Cybersecurity compliance is a growing requirement for small and midsize businesses operating in the defense supply chain. Before you can close vulnerabilities or prepare for an assessment, you need a clear picture of where your organization stands today. That’s what a gap analysis delivers. Many SMBs work with professional CMMC compliance services to guide this process, and that support can be invaluable. But understanding the steps yourself helps you move with purpose and avoid costly missteps along the way.
What a Gap Analysis Actually Does
A gap analysis compares where your cybersecurity program is right now against where it needs to be. Think of it as a structured self-assessment that surfaces the distance between your current practices and the expectations your contracts require. The output isn’t a report card—it’s a working document that drives action.
Step 1: Define Your Scope
Before anything else, determine exactly what you’re evaluating. Your scope includes every system, device, application, and person involved in handling sensitive defense-related information. If it stores, processes, or transmits that data, it belongs inside your scope boundary.
Getting scope right matters more than most businesses realize. Too broad, and you waste resources on irrelevant systems. Too narrow, and you create gaps that will surface during a formal assessment. Take time here before moving on.
Step 2: Review Your Current Security Practices
Walk through how your organization currently handles cybersecurity across key areas:
- Access control — Who can access what, and how is that access managed?
- Data protection — How is sensitive information stored, transmitted, and disposed of?
- Incident response — Do you have a documented plan if something goes wrong?
- Employee training — Are your people regularly educated on security awareness?
- System monitoring — Are you actively watching your network for suspicious activity?
Be honest in this review. The goal isn’t to look good—it’s to see clearly.

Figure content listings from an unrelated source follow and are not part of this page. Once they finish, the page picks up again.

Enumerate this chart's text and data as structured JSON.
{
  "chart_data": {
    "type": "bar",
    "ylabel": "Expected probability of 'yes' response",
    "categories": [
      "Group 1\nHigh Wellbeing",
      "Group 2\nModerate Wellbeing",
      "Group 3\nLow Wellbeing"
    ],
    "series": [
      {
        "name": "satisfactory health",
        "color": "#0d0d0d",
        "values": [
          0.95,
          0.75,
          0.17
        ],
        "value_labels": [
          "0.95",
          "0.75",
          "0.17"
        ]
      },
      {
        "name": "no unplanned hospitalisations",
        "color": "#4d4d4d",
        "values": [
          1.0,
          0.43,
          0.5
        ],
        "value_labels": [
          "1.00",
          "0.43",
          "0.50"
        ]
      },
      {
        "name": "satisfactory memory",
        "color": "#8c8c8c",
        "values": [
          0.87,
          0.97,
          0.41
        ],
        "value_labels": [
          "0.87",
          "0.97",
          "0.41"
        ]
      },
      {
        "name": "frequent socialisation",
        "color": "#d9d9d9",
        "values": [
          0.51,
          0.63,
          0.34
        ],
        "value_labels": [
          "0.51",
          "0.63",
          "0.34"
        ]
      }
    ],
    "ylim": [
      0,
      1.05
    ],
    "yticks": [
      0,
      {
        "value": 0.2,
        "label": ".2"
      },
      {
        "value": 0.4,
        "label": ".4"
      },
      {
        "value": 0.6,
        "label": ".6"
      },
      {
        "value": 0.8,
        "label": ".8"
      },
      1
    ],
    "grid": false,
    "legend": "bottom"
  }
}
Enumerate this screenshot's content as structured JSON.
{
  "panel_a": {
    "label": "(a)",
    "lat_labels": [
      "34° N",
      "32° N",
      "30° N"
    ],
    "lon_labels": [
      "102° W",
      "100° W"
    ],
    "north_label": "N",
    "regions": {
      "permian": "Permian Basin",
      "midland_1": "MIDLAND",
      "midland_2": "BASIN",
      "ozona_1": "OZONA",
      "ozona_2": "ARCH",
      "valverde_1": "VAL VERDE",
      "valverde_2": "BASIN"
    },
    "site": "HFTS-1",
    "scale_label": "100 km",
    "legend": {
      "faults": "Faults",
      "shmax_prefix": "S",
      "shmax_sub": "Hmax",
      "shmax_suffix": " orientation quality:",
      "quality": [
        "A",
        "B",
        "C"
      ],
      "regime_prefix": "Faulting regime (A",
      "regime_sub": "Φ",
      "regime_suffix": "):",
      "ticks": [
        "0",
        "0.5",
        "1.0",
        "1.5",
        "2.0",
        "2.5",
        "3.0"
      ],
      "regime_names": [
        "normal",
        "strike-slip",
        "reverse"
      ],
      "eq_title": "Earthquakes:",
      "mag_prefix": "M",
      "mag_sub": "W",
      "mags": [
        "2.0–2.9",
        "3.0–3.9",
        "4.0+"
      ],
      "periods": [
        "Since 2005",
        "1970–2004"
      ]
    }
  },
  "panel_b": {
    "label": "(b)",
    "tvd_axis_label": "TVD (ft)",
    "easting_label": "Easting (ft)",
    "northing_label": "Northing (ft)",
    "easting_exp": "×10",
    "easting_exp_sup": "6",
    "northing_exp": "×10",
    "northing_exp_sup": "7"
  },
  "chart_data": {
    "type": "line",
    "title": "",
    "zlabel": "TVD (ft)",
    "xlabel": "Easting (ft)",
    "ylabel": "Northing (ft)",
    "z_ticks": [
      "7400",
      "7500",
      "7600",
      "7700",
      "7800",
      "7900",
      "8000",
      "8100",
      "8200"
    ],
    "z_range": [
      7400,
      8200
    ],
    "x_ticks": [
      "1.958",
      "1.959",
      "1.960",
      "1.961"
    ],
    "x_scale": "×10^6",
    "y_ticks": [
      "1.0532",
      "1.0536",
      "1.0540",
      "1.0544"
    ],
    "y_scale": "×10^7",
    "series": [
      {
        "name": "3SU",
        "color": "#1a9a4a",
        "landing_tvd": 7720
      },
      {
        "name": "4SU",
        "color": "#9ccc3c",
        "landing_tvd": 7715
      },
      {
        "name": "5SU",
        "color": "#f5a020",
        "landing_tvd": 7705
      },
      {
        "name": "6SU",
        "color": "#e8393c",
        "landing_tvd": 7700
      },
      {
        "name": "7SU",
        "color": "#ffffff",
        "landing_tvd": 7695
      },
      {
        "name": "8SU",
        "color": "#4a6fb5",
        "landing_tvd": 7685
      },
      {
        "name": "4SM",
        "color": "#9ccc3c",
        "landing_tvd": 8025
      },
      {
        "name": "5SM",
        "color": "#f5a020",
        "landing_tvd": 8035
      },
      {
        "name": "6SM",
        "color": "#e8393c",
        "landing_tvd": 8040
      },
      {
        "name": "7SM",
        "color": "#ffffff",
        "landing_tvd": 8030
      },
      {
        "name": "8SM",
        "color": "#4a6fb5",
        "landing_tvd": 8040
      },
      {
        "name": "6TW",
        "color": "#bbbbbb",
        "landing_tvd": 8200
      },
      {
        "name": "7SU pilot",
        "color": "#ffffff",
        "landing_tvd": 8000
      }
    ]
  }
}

Step 3: Identify Your Gaps
Compare what you found in Step 2 against the general expectations for your compliance level. Document every area where your current practices fall short, are only partially in place, or are missing entirely. Specificity matters here. A vague note like “monitoring needs work” is less useful than “we have no centralized logging process and no defined alert thresholds.”
The more clearly you describe each gap, the easier it becomes to fix it.
Step 4: Prioritize Remediation
Not every gap carries the same risk. Some are quick wins that can be addressed in days. Others require significant time, budget, or technical changes. Rank your gaps based on two factors: the risk each one creates and the effort required to close it.
High-risk gaps with low remediation effort should move to the top of your list immediately. Complex changes—like restructuring how your network is segmented or deploying new monitoring tools—need planned timelines and resource commitments.
Step 5: Assign Clear Ownership
Every gap needs a named owner. Without accountability, remediation stalls. Assign responsibility to specific individuals with the authority and resources to follow through. Leadership should visibly support this effort—compliance work moves faster when it has executive backing.
Step 6: Gather Supporting Documentation
As you address gaps, collect evidence that your fixes are real and working. Written policies, configuration records, training logs, and access control documentation all serve as proof. Organize this evidence by topic area so it’s easy to locate when you need it.
Step 7: Plan Your Next Steps
A gap analysis is the starting line, not the finish. Use your findings to build a remediation roadmap with clear milestones, target dates, and a realistic budget. Schedule a follow-up review to verify that gaps have been closed before pursuing any formal evaluation.
The businesses that handle compliance well treat the gap analysis as a serious operational exercise—honest, disciplined, and forward-looking. That approach transforms a gap analysis from a paperwork obligation into a genuine foundation for long-term security and contract readiness.